Dan, abriendo la boca para hablar por primera vez, con suma timidez adelantó la información de que Peter también había tenido intención de llegar hasta allí, pero se había visto obligado a ir a casa de su madre para llevarle harina.

—¿Peter? —pregunté a mi vez. Nunca había oído nombrar a Peter.

—Es el muchacho que ayuda a tu tío Roger —dijo el tío Alec—. Su nombre es Peter Craig y es un chico sumamente inteligente. Pero también él tiene su dosis de travesura.

—Quiere ser el novio de Felicity —declaró Dan malicioso.

—No digas tonterías, Dan —dijo la tía Janet severamente. Felicity echó su dorada cabeza hacia atrás y lanzó una mirada muy poco fraternal a Dan.

—No sería muy agradable tener de novio a un peoncito —observó con gran

dignidad.

Nos dimos cuenta de que su enojo era real y no fingido. Evidentemente, Peter no era un admirador del cual se enorgulleciera Felicity.

Éramos chicos muy hambrientos y cuando hubimos comido todo lo que nuestra capacidad nos permitía —¡y qué mesas sabía servir la tía Janet!—, descubrimos que estábamos sumamente cansados… demasiado cansados para salir fuera de la casa y explorar los ancestrales dominios, como nos hubiera gustado hacer a despecho de la oscuridad.

Pero deseábamos irnos a la cama y pronto nos encontramos metidos en nuestra habitación en el piso alto, con una ventana que miraba hacia el este, a través de la enramada de pinos. Aquella habitación había sido una vez de nuestro padre. Dan la compartía con nosotros, ocupando la cama ubicada en el rincón opuesto.

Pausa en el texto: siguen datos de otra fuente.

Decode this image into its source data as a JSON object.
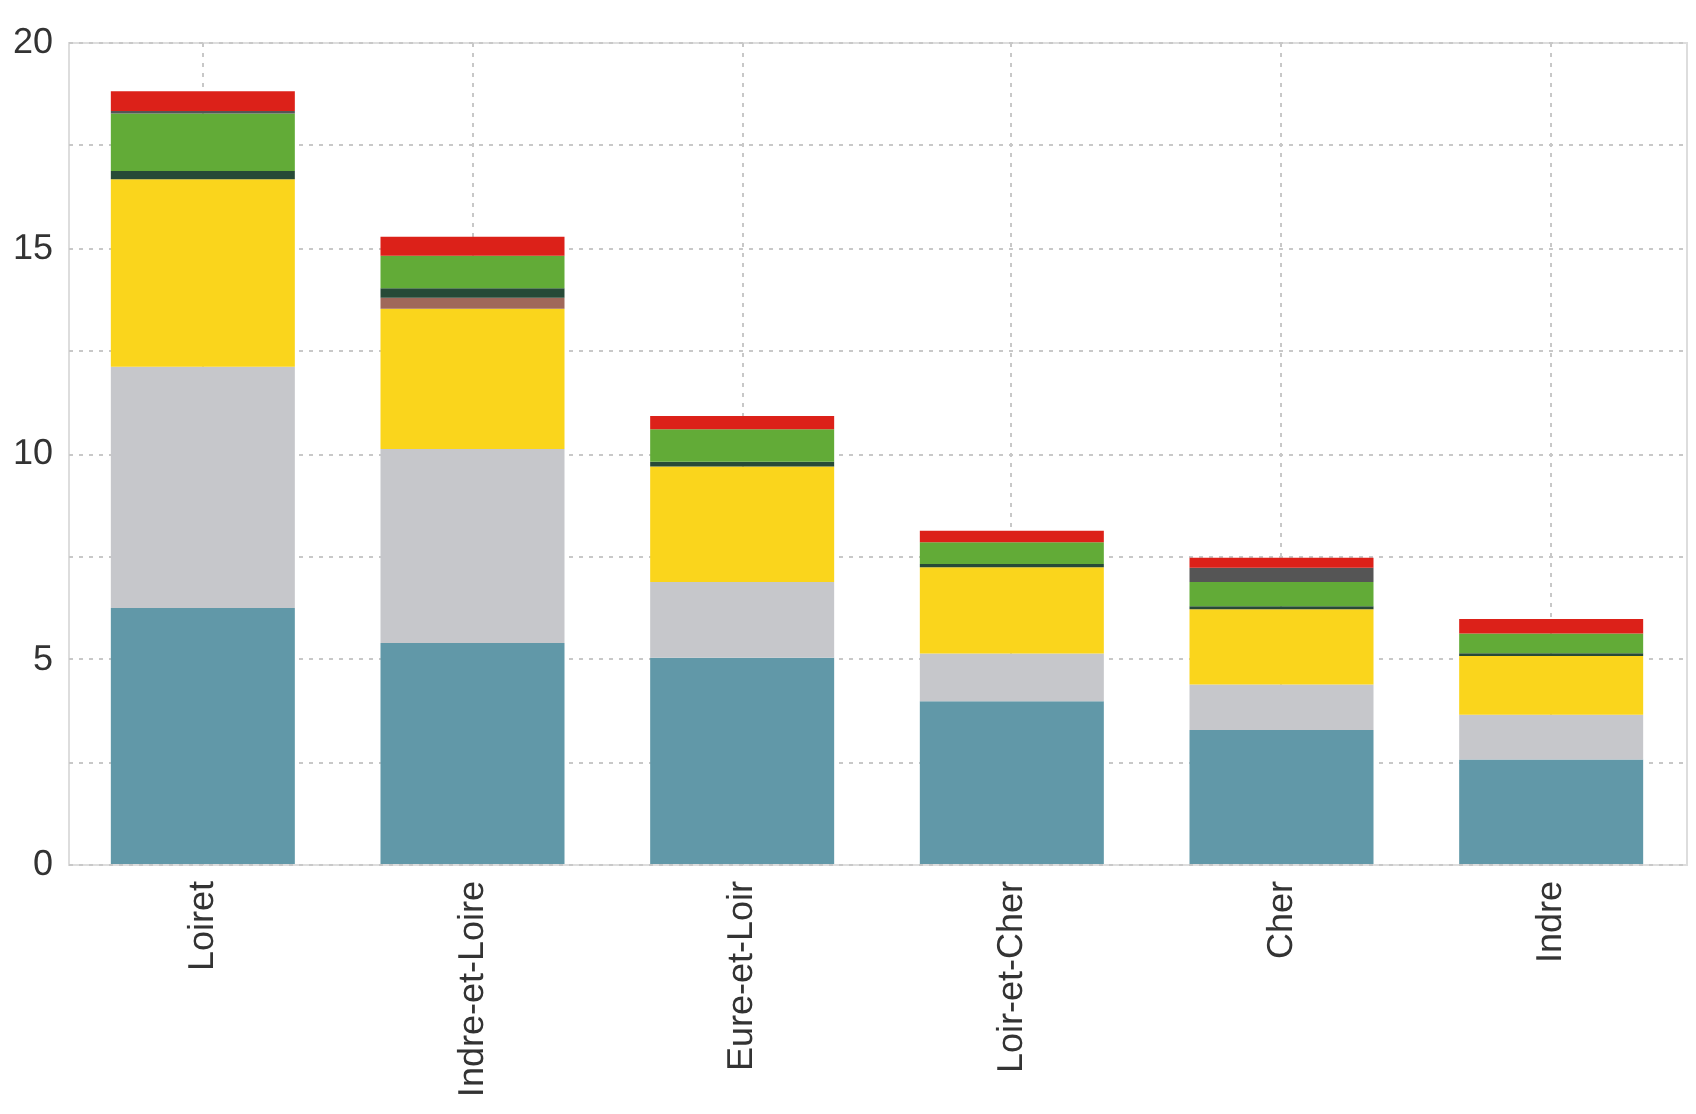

Las sábanas y las fundas de las almohadas ofrecían su perfume de lavanda y uno de los notables cobertores de la abuela King cubría nuestra cama. La ventana estaba abierta y oímos a las ranas cantando en el pantano, cerca del arroyo. Por cierto que habíamos oído cantar a las ranas en Ontario, pero las ranas de la Isla del Príncipe Eduardo eran más entonadas y melodiosas. ¿O acaso era el hechizo de las viejas tradiciones familiares, los viejos relatos conocidos que encendían su magia para nosotros en todos los objetos y sonidos que nos rodeaban?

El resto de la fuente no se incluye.